GSA identifies seven ‘plays’ for implementing Technology Business Management
The General Services Administration recently published a Technology Business Management (TBM) Playbook, a how-to document aimed at helping federal agencies implement the popular spending transparency methodology.
The guide includes seven “plays” to help “improve your chances” of success in implementing TBM.
The document was produced by GSA and the Department of Education — the co-leads for cross agency priority goal number 10 of the President’s Management Agenda, which aims to increase transparency in federal IT spending.

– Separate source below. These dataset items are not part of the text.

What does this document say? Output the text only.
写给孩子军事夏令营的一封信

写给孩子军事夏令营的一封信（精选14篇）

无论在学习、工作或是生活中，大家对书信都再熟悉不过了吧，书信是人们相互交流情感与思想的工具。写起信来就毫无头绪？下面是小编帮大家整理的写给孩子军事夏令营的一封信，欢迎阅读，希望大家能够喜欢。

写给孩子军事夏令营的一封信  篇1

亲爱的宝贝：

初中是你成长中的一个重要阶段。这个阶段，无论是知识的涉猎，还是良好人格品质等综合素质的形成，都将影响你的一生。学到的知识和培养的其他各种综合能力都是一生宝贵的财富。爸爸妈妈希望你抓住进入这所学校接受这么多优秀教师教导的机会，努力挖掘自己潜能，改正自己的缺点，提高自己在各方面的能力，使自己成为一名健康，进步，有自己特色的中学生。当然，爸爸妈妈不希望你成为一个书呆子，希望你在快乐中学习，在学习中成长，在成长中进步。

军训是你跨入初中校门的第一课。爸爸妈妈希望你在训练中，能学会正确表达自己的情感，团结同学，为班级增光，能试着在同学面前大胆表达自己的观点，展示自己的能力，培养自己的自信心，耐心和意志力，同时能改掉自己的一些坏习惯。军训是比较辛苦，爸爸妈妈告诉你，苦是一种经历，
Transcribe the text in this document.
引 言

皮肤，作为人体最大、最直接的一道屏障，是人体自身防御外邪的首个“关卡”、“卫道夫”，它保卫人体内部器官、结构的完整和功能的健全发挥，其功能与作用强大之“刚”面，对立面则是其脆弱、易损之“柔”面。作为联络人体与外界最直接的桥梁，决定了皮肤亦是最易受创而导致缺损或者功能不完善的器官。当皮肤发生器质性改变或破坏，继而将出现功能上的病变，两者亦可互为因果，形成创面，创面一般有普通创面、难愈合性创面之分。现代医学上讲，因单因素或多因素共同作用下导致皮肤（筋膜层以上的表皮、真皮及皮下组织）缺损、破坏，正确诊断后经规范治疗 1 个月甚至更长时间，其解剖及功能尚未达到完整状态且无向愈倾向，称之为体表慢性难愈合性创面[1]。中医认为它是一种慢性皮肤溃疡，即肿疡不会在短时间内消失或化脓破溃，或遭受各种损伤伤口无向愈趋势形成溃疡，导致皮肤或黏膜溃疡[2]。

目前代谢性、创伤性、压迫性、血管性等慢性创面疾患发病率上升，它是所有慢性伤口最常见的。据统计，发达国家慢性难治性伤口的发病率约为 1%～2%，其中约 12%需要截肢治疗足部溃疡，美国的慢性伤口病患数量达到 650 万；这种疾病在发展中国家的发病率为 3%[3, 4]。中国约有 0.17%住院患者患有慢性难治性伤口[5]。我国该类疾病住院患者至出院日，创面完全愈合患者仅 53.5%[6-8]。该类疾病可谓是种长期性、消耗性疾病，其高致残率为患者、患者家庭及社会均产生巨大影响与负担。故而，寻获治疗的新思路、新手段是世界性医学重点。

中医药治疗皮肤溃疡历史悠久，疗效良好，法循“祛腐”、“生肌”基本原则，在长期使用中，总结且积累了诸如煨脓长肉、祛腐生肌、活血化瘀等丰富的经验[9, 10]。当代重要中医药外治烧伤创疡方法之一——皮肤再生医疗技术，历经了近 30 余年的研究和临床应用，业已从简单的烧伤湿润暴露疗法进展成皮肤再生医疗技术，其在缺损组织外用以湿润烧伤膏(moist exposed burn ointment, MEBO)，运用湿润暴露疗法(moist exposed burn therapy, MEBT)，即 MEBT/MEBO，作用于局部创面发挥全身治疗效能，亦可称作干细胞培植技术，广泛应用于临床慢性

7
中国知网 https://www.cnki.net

“The expectation was that the learnings that we got from TBM practices would scale beyond the four walls of GSA,” David Shive, CIO at GSA, said in a blog post about the playbook. “We want to be able to take the lessons learned, and take the issue areas that we solved, and share those playbooks and learnings with other agencies. Other agencies would then have good working protocols for implementing something like TBM in a federal agency that they could work off of themselves, instead of taking a larger risk across the entire federal enterprise.”
The playbook argues that in order to successfully implement TBM a federal agency should: Identify key players and stakeholders, determine the current state, identify a measurable desired outcome, start aligning data, look for insights, educate your agency about the goals of TBM as you roll it out and keep maturing the TBM implementation. The playbook includes detailed explanations of each step.
The Trump administration has been promoting the adoption of TBM for a while. The President’s Management Agenda sets the goal of governmentwide adoption of TBM by fiscal 2022.
“The real work here is how this gets implemented and how we move from where we are today into an environment that is aligned with our TBM goals,” Federal CIO Suzette Kent said at an event in July 2018. “That’s not a simple task. It takes a lot of participation across the agency.”